University of Tübingen Hosts Public Lecture Series on Right-Wing Extremism and Muslim Life in Germany

The Studium Generale at the University of Tübingen will start on October 21, 2024 for the winter semester 2024/25 with three public lecture series: Topics include the role of aesthetic practices in different social fields, the view of Muslim life in Germany and the presentation of the new Institute for Research on Right-Wing Extremism.

The events will take place in person in the Kupferbau lecture hall building (Hölderlinstraße 5, 72074 Tübingen). Access is free and no registration is required. The complete program has been published on the University of Tübingen’s website: www.uni-tuebingen.de/studium-generale .

The series Other Aesthetics – Art and Society in Pre-Modernity (Monday, 6:15 p.m., Lecture Hall 25) asks: What is art? What is it allowed to do – and what is it not allowed to do? Is it autonomous or heteronomous, purposeless (perhaps even purposeless?) or does it fulfil tasks and purposes in the everyday world as a social practice? The Tübingen Collaborative Research Centre “Other Aesthetics” is dedicated to the question of what role aesthetic practices play in different social fields. By examining aesthetic phenomena from antiquity through the Middle Ages to the early modern period, the organisers of the series also want to open up a new perspective on contemporary aesthetic practices and discourses.

Muslims have long since become an integral part of German society. According to an estimate from the study “Muslim Life in Germany 2020” commissioned by the German Islam Conference (DIK), between 5.3 and 5.6 million Muslims live in Germany. The Center for Islamic Theology examines Muslim Life in Germany: Legal Framework Conditions, Social Discourses and Muslim Diversity (Tuesday, 6:15 p.m., Lecture Hall 25) together with non-Muslim speakers and alumni of the University of Tübingen. With this series, the Center for Islamic Theology wants to make a contribution to the discourse on Islam and Muslims in Germany and pay particular attention to the plurality and ambiguity of Islamic beliefs and ways of life.

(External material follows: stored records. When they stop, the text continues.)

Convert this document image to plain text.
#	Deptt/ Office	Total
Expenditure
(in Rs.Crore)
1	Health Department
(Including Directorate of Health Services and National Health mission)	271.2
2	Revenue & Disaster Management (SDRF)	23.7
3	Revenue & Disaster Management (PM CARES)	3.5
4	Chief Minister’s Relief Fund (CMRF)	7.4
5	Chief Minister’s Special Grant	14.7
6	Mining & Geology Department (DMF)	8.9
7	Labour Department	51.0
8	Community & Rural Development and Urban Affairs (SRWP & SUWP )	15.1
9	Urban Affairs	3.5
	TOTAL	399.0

The extreme right poses a serious threat to open society, to the democratic constitutional state and to all people. With the lecture series Right-wing extremism: researching and countering it (Wednesday, 6:15 p.m., Lecture Hall 25), the Institute for Research on Right-Wing Extremism (IRex), newly founded at the University of Tübingen in May 2023, is presenting itself to the interested public. The task of right-wing extremism research is to understand the political, media and social functioning of right-wing extremism and to actively support politics and society in pushing back the extreme right. In this sense, representatives from politics and civil society who are committed to a defensive democracy and to counter right-wing extremism are also involved in the series.